I would suggest reflowing your joints. Looks like your not getting full penetration through the board for both holes on the PCB. I would reflow all your joints just to clean them up a bit. It may solve your issue. If you're new to soldering, youtube is quite helpful for tips and tricks.


----------



## marksescon (Oct 24, 2020)

okstateblues said:


> I would suggest reflowing your joints. Looks like your not getting full penetration through the board for both holes on the PCB. I would reflow all your joints just to clean them up a bit. It may solve your issue. If you're new to soldering, youtube is quite helpful for tips and tricks.

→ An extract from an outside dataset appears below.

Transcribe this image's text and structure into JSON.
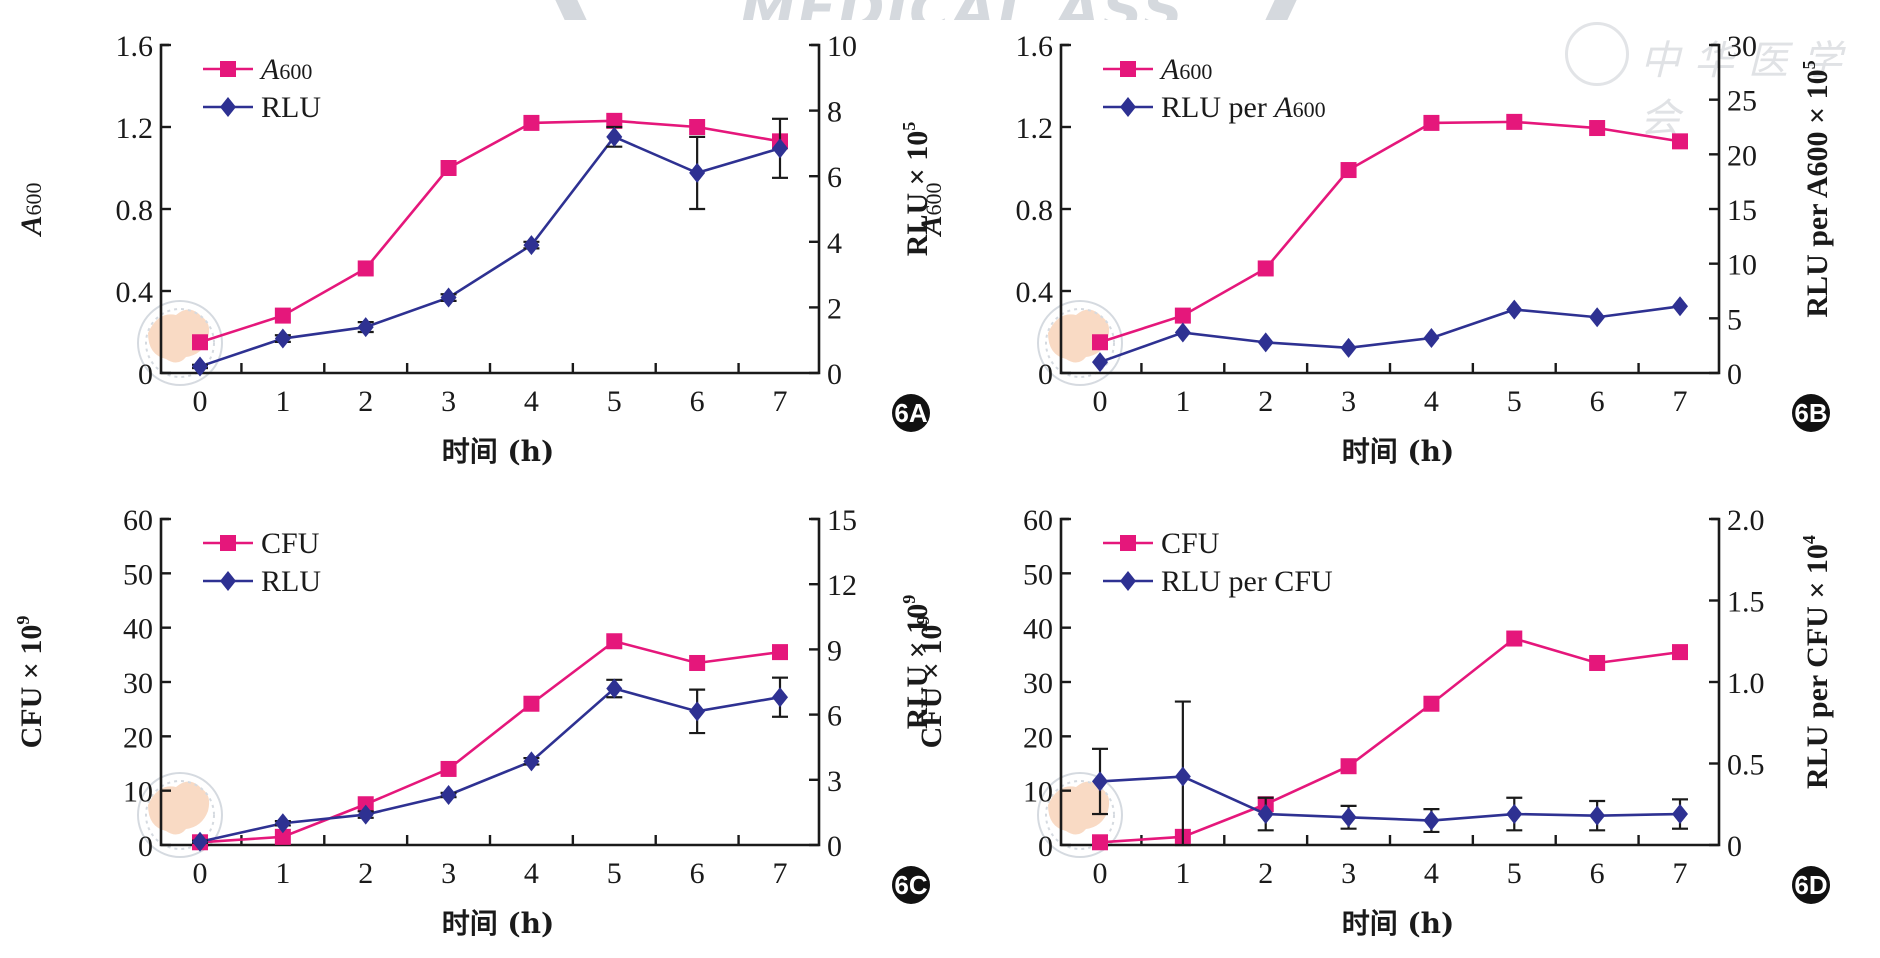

Thank you! I will work on those. 

I’ve actually built 20+ pedals; 10+ from PedalPCB. This is my first PedalPCB that hasn’t functioned. I think I went into this pedal with a poorly tinned iron, which is why some of the joints look really shady.


----------



## okstateblues (Oct 24, 2020)

I hear ya. I would start where signal dropped and continue down the that path to see if that cures your ails. If that doesn't work, we can continue troubleshooting


----------



## marksescon (Feb 10, 2021)

okstateblues said:


> I hear ya. I would start where signal dropped and continue down the that path to see if that cures your ails. If that doesn't work, we can continue troubleshooting


I know this is belated but I actually started from scratch from the new revision, and it works. I truly believe it was my shoddy soldering skills combined with my subpar soldering iron. But thanks for the assistance!


----------